Latest update November 21st, 2024 1:00 AM
Apr 11, 2016 News
Police information technology experts are vigorously probing several aspects of the matter involving the 52-year-old woman and others, who allegedly posted racially-inciting social media comments about African Guyanese, and what appeared to be a threat to President David Granger.
Crime Chief Wendell Blanhum told this newspaper on Saturday that apart from the Force’s IT experts, investigators who have been trained in the detection of cyber crime are also weighing in on the matter.
Blanhum had earlier informed that the case was a sensitive one and had also declined to say whether the woman is likely to be charged.
The woman, said to be from Vergenoegen, East Bank Essequibo, was taken into custody two Thursdays ago and was questioned at CID Headquarters, Eve Leary.
She was subsequently released on station bail after giving investigators a statement.
Police had sought to locate the woman and two others after receiving a complaint about Facebook comments they had allegedly made about President Granger and African Guyanese.
But in a statement sent out to media houses, one of the individuals, who says he is a Canada-based Guyanese, has denied posting the comments attributed to him.
Blanhum had said that the perpetrators could be charged under the Racial Hostility Act for attempting “to incite excitement, hostility or ill-will on grounds of race.”

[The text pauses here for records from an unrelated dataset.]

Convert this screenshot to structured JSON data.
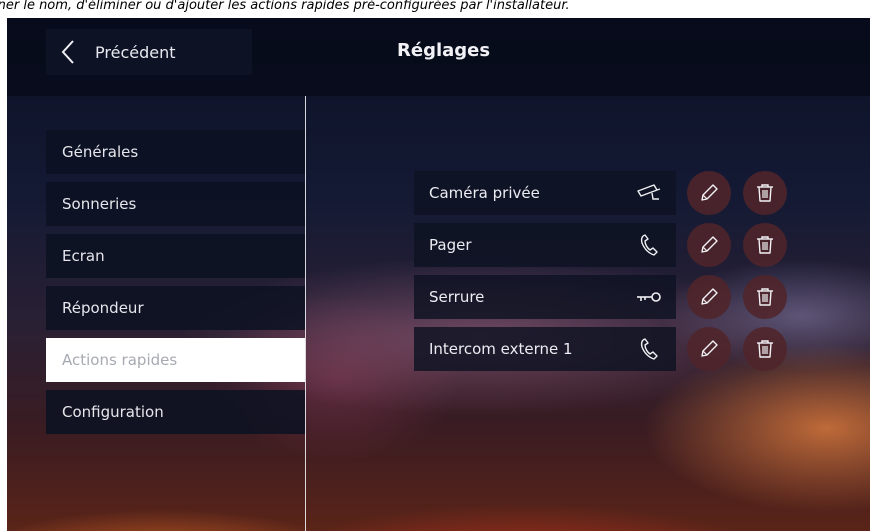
{
  "caption": "iner le nom, d'éliminer ou d'ajouter les actions rapides pré-configurées par l'installateur.",
  "header": {
    "back_label": "Précédent",
    "title": "Réglages"
  },
  "sidebar": {
    "items": [
      {
        "label": "Générales",
        "active": false
      },
      {
        "label": "Sonneries",
        "active": false
      },
      {
        "label": "Ecran",
        "active": false
      },
      {
        "label": "Répondeur",
        "active": false
      },
      {
        "label": "Actions rapides",
        "active": true
      },
      {
        "label": "Configuration",
        "active": false
      }
    ]
  },
  "actions": {
    "items": [
      {
        "label": "Caméra privée",
        "icon": "camera-icon"
      },
      {
        "label": "Pager",
        "icon": "phone-icon"
      },
      {
        "label": "Serrure",
        "icon": "key-icon"
      },
      {
        "label": "Intercom externe 1",
        "icon": "phone-icon"
      }
    ],
    "edit_icon": "pencil-icon",
    "delete_icon": "trash-icon"
  },
  "colors": {
    "active_item_bg": "#ffffff",
    "active_item_text": "#a7aab2",
    "circle_button_bg": "#50242a"
  }
}
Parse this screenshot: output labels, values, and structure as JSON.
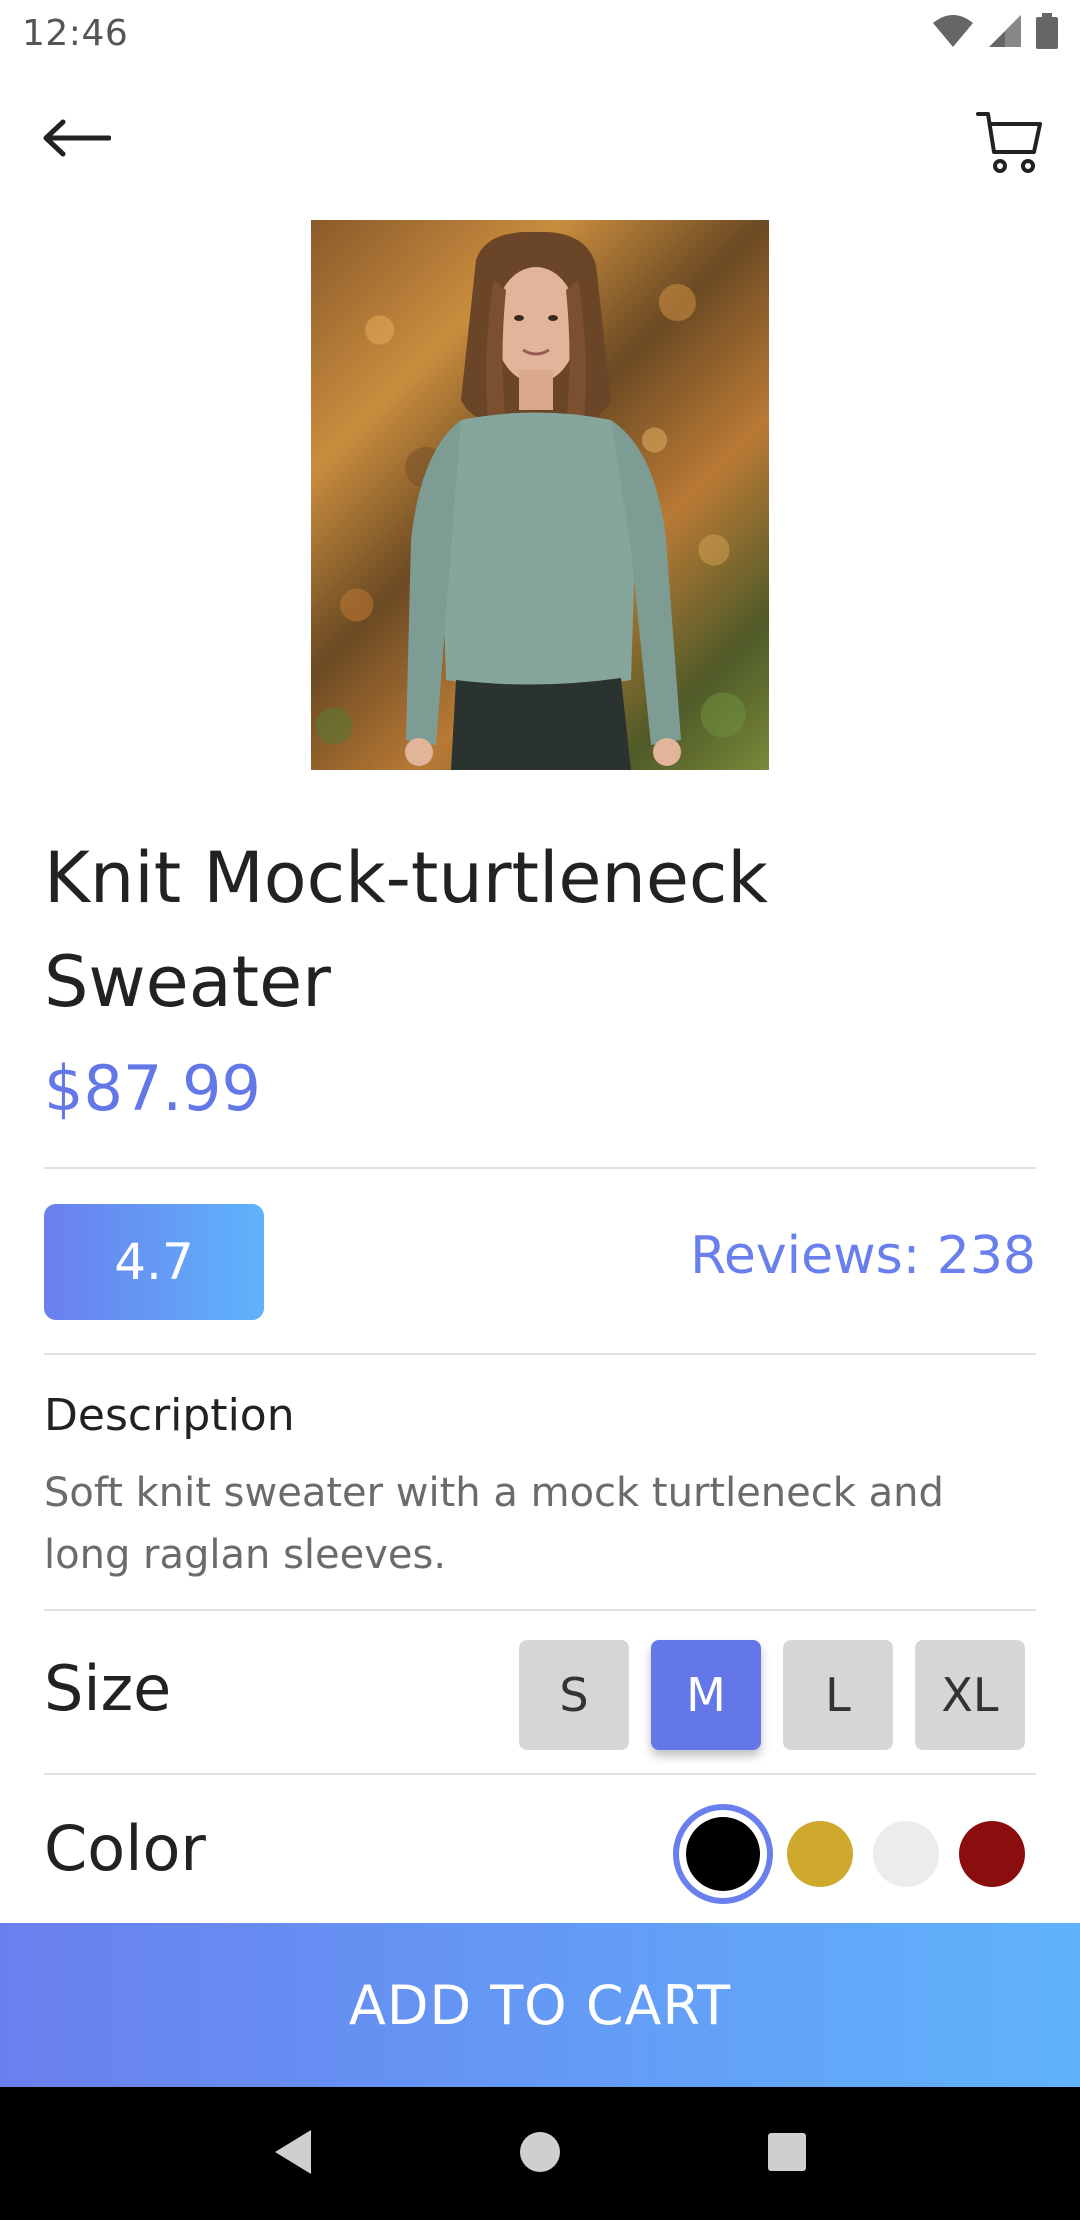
{
  "status_bar": {
    "time": "12:46",
    "icons": [
      "wifi-icon",
      "signal-icon",
      "battery-icon"
    ]
  },
  "app_bar": {
    "back_icon": "arrow-left-icon",
    "cart_icon": "cart-icon"
  },
  "product": {
    "title": "Knit Mock-turtleneck Sweater",
    "price": "$87.99",
    "rating": "4.7",
    "reviews_label": "Reviews: 238",
    "description_label": "Description",
    "description": "Soft knit sweater with a mock turtleneck and long raglan sleeves."
  },
  "size": {
    "label": "Size",
    "options": [
      "S",
      "M",
      "L",
      "XL"
    ],
    "selected": "M"
  },
  "color": {
    "label": "Color",
    "options": [
      "#000000",
      "#cfa92e",
      "#ececec",
      "#8a0e0e"
    ],
    "selected": "#000000"
  },
  "actions": {
    "add_to_cart": "ADD TO CART"
  },
  "nav": {
    "icons": [
      "back-triangle-icon",
      "home-circle-icon",
      "recents-square-icon"
    ]
  },
  "colors": {
    "accent": "#6477e8",
    "gradient_start": "#6a7fee",
    "gradient_end": "#5fb3fb"
  }
}
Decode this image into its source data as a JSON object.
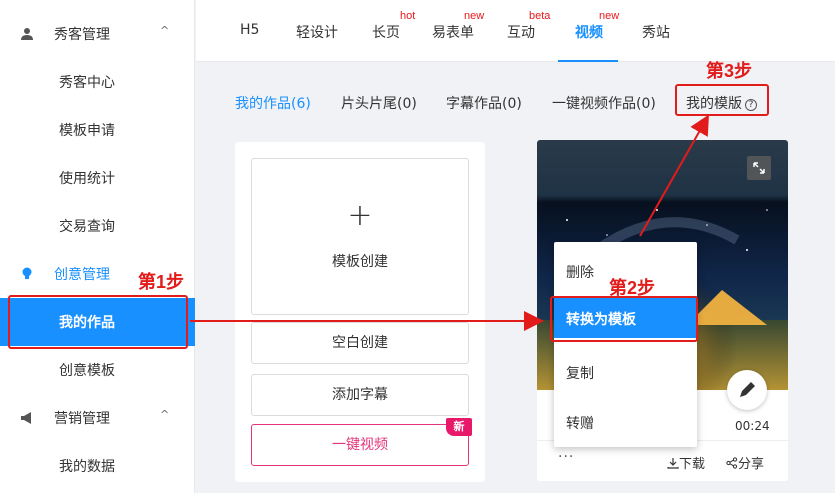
{
  "sidebar": {
    "groups": [
      {
        "label": "秀客管理",
        "caret": "^",
        "items": [
          "秀客中心",
          "模板申请",
          "使用统计",
          "交易查询"
        ]
      },
      {
        "label": "创意管理",
        "items": [
          "我的作品",
          "创意模板"
        ]
      },
      {
        "label": "营销管理",
        "caret": "^",
        "items": [
          "我的数据"
        ]
      }
    ]
  },
  "top_tabs": [
    "H5",
    "轻设计",
    "长页",
    "易表单",
    "互动",
    "视频",
    "秀站"
  ],
  "badges": {
    "changye": "hot",
    "yibiaodan": "new",
    "hudong": "beta",
    "shipin": "new"
  },
  "sub_tabs": [
    "我的作品(6)",
    "片头片尾(0)",
    "字幕作品(0)",
    "一键视频作品(0)",
    "我的模版"
  ],
  "left_card": {
    "plus": "+",
    "template_create": "模板创建",
    "blank_create": "空白创建",
    "add_subtitle": "添加字幕",
    "one_click_video": "一键视频",
    "new_tag": "新"
  },
  "video_card": {
    "duration": "00:24",
    "more": "···",
    "download": "下载",
    "share": "分享"
  },
  "dropdown": [
    "删除",
    "转换为模板",
    "复制",
    "转赠"
  ],
  "steps": [
    "第1步",
    "第2步",
    "第3步"
  ],
  "help_icon": "?",
  "colors": {
    "accent": "#1890ff",
    "annotation": "#e21b1b",
    "badge": "#e8191c",
    "pink": "#e6357b"
  }
}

Chapter 23 of the Act states that a person shall be guilty of an offence if he willfully excites or attempts to excite hostility or ill-will against any section of the public or against any person on the grounds of their or his race, by means of words spoken by him in a public place or spoken by him and transmitted for general reception by wireless telegraphy or telegraph; or by causing words spoken by him or by some other person to be reproduced in a public place from a record; or by means of written (including printed) matter or pictorial matter published by him.
Any person guilty of an offence under this section shall be liable on summary conviction to a fine of $65,000 and imprisonment for two years.